|
This article gives a great rundown of various UI layer approaches, the problems with each, and how the subsequent ones solved them. I hadn’t seen react-query or its listed alternatives before, so thanks! The one thing I’m not clear on is how this is much different from the “single global store” approach. It looks like that’s what this approach uses, and the main difference is in the “store API.” In other words, usage from components is nearly identical, and it’s the mechanics of the store itself that is changed. There’s a layer of focused queries between the store and components that hides the access (and maybe update?) mechanics from the widgets. So instead of getFromStore(“books”, bookId) // pseudocode, I am not a Redux user
you instead use useBookQuery(bookId) // which includes some nice things like { isLoading, error }
It doesn’t seem to resolve the need to handle the following bullet point found in the store drawbacks, it “just” pushes it into a group of queries (and presumably updates).> we now have to deal with a completely new concept, the Store, and care about a bunch of new things, such as designing and maintaining Store structure, appropriately updating data in the Store, data normalization, […] Is this separation the point? Or am I missing something else? Keeping the store access mechanics separated from the widgets that use them makes sense to me, especially when it has built-in loading/error notifications. I was going to say that “widget driven development” doesn’t really point to what this achieves by making that separation, but I may be coming around to the term with those other considerations. I suggest emphasizing the loading/error mechanics more strongly at the end of the article. React is doing a lot of work with Suspense to improve their ability to give UI feedback in those states, and it looks like this approach simplifies the data side of that. |
Very good question about the difference between `getFromStore` and `useBookQuery`.
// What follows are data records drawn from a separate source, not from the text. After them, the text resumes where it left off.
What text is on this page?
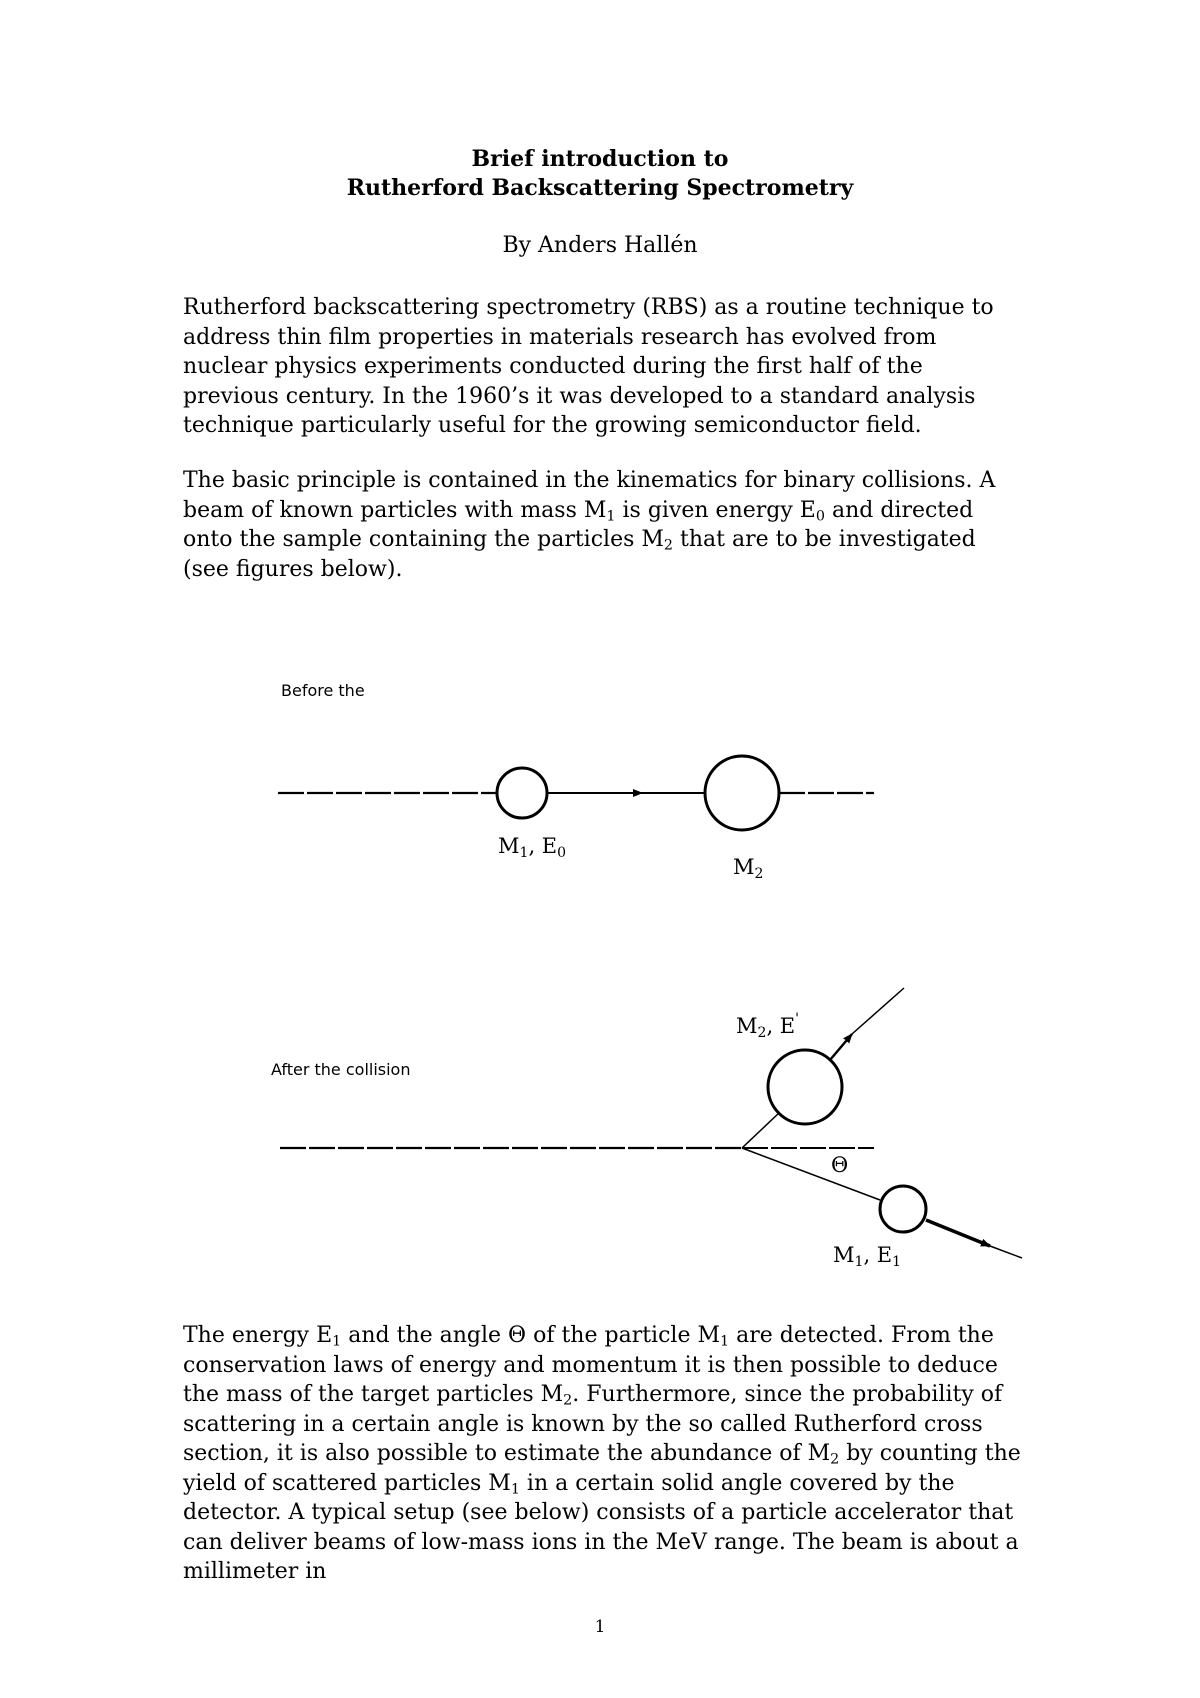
Brief introduction to
Rutherford Backscattering Spectrometry
By Anders Hallén

Rutherford backscattering spectrometry (RBS) as a routine technique to address thin film properties in materials research has evolved from nuclear physics experiments conducted during the first half of the previous century. In the 1960’s it was developed to a standard analysis technique particularly useful for the growing semiconductor field.

The basic principle is contained in the kinematics for binary collisions. A beam of known particles with mass $M_1$ is given energy $E_0$ and directed onto the sample containing the particles $M_2$ that are to be investigated (see figures below).

Before the
M1, E0
M2
After the collision
Θ
M2, E'
M1, E1

The energy $E_1$ and the angle Θ of the particle $M_1$ are detected. From the conservation laws of energy and momentum it is then possible to deduce the mass of the target particles $M_2$. Furthermore, since the probability of scattering in a certain angle is known by the so called Rutherford cross section, it is also possible to estimate the abundance of $M_2$ by counting the yield of scattered particles $M_1$ in a certain solid angle covered by the detector. A typical setup (see below) consists of a particle accelerator that can deliver beams of low-mass ions in the MeV range. The beam is about a millimeter in

1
When using `getFromStore` you have the expectation that the value is already in the Store. Someone should have already put the value there somehow.
You have also the expectation that `getFromStore` is synchronous and simply gives you nothing if the value is not there.
With `useBookQuery` you expect the value to be fetched from Server. There is no 3rd party to care about putting the value in the Store. `useBookQuery` is simply like `fetch('...')` from a Component perspective.
With libs like ReactQuery every component "simply" fetches what it needs, sort of directly communicating to the Backend. No intermediary party (like a Store)
>React is doing a lot of work with Suspense ...
Yeah, I heard about React team collaboration with libs like ReactQuery on making Suspense work with those, also on server side. But I'm not much into that Suspense topic, so decided to not mention anything about it.
>I suggest emphasizing the loading/error mechanics more strongly at the end of the article.
Thanks for the suggestion. I will think about it.